The FHFA could announce the principal reduction program is starting in August 2012 and eligible borrowers had to be delinquent before May. “That way borrowers can’t go delinquent to qualify for the program,” she said at the June 28 seminar.

However, such an approach would restrict the number of borrowers who could qualify for a writedown that would make their payments more affordable and give them more incentive to stay in their homes.

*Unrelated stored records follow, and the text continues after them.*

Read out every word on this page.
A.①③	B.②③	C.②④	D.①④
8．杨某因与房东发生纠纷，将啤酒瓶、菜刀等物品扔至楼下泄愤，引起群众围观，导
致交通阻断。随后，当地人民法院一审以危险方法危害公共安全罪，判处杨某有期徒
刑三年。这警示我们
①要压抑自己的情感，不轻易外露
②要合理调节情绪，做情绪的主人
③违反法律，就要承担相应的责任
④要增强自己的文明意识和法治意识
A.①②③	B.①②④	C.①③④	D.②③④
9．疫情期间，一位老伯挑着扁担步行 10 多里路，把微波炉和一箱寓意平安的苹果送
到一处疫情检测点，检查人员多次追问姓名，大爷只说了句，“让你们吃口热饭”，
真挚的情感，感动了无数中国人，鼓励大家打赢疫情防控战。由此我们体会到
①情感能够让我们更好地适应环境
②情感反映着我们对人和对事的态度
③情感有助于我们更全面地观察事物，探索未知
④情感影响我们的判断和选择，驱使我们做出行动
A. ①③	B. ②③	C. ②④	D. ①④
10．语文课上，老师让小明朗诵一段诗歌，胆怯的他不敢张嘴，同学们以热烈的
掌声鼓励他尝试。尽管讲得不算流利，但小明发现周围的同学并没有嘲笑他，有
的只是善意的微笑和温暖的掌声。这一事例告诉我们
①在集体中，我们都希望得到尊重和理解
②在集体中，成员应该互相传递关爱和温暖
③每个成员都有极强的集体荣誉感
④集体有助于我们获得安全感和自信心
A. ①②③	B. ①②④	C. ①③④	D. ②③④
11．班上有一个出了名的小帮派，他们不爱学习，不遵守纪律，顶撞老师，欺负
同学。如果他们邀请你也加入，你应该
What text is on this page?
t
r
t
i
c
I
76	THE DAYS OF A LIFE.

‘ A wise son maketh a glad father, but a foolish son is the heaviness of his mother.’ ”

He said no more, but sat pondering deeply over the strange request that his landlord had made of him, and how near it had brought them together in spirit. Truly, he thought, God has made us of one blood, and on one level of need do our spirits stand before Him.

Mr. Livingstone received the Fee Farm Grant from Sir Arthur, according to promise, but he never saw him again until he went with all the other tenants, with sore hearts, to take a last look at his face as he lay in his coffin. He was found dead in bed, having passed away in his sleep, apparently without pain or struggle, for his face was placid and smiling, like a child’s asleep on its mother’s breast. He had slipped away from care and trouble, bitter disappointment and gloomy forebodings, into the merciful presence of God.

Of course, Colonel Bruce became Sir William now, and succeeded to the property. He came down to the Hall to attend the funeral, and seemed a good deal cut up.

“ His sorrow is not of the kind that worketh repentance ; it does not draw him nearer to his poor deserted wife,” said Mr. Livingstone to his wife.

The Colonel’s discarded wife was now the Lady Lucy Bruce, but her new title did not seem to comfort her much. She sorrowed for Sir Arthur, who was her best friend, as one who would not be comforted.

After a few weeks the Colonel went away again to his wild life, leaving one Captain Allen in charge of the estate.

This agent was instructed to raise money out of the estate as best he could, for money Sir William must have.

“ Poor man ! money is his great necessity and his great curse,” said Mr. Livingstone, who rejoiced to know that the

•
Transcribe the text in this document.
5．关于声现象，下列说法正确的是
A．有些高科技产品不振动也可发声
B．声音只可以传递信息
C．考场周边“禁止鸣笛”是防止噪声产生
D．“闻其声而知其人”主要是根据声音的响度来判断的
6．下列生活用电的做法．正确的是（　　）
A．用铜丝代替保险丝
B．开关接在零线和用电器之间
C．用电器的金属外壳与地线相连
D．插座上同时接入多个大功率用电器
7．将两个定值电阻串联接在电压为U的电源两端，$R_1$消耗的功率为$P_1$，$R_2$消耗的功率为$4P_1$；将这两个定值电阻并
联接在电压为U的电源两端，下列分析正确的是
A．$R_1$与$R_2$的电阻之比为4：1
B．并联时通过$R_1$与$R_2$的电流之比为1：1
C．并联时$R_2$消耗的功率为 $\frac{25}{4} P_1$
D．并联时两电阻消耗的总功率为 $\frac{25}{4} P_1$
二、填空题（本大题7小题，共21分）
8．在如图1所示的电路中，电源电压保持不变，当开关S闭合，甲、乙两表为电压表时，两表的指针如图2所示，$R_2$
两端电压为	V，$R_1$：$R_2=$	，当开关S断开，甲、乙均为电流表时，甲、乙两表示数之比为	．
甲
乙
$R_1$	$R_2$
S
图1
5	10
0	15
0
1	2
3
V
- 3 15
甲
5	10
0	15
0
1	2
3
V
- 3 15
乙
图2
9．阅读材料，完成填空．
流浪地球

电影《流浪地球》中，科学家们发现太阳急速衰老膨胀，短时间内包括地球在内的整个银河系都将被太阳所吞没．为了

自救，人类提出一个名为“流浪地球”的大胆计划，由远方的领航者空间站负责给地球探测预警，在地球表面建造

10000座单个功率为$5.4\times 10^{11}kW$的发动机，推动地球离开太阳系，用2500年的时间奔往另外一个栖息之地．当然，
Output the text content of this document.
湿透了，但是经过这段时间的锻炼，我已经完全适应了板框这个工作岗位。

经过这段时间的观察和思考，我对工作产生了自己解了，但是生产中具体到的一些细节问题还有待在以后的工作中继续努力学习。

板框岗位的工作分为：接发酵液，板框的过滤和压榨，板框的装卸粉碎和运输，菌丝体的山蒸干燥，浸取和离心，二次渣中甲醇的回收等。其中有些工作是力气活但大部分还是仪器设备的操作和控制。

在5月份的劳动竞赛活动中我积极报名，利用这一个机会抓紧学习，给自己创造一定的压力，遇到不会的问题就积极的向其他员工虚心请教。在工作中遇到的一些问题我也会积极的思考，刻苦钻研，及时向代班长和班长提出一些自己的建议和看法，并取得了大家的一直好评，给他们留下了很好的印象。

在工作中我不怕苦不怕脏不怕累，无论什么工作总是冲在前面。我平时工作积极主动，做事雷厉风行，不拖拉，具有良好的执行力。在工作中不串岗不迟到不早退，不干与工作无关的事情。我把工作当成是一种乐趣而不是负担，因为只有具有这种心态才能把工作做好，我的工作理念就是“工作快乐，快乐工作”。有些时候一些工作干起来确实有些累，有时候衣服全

ASG research shows loan modifications with a principal writedown perform much better than other mods.

“A more eloquent solution,” she said, involves a shared appreciation mortgage, where the borrower gives up half of any future increase in the value of the property.

In exchange for writing down the loan to a 110% or 115% loan-to-value ratio, the borrower would share 50% of the upside with Fannie or Freddie.

A borrower with a 150% LTV who is very likely to default or already defaulted would gladly exchange 50% of the upside for a principal reduction. “That‘s a great deal,” she said.

But a borrower at 120% LTV, who doesn’t really need a principal reduction, will look at a writedown to 115% and conclude it’s a terrible deal.

“That is a more eloquent solution where the borrower is making economic decisions, not moral decisions,” Goodman said.